# Imports

In [None]:
import warnings

warnings.simplefilter(action="ignore", category=FutureWarning)

from collections import defaultdict

import common_functions
import numpy as np
import pandas as pd
import utils
from scipy import stats

# Aim of this notebook  
* Calculate the Estimated Daily Intake values based on the wristband and dust measurements


Based on the concentrations detailed, we estimate exposure levels through the ingestion of dust and wristband.
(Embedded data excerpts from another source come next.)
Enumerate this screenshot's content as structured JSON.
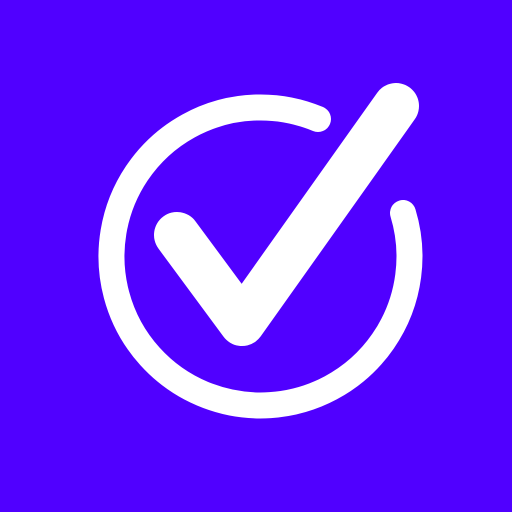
{
  "app_icon": {
    "icon": "check-circle-icon",
    "colors": {
      "background": "#5000FF",
      "glyph": "#FFFFFF"
    }
  }
}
The estimated daily intake (EDI) in milligrams per kilogram of body weight per day (mg/kg bw/day) was determined using a methodology based on the general approach described by McGrath et al., 2022. The EDI is calculated using the following formula:

EDI = (Concentration × Ingestion × Fraction) / Body weight

Here, "concentration" represents the concentrations of quantified compounds."Ingestion" pertains to dust ingestion rates of 20 and 60 mg/day for adults and toddlers in the 50th percentile exposure scenario, and 50 and 100 mg/day for adults and toddlers in the 95th percentile exposure scenario, as specified by USEPA, 2017a."Fraction" refers to the fraction of time individuals spend at the workplace (0.33, 8 hours of work divided by 24 hours), based on research by Klepeis et al., 2001, and Poma et al., 2020. "Body weight" is given in the serum dataframe, expressed in kg unit.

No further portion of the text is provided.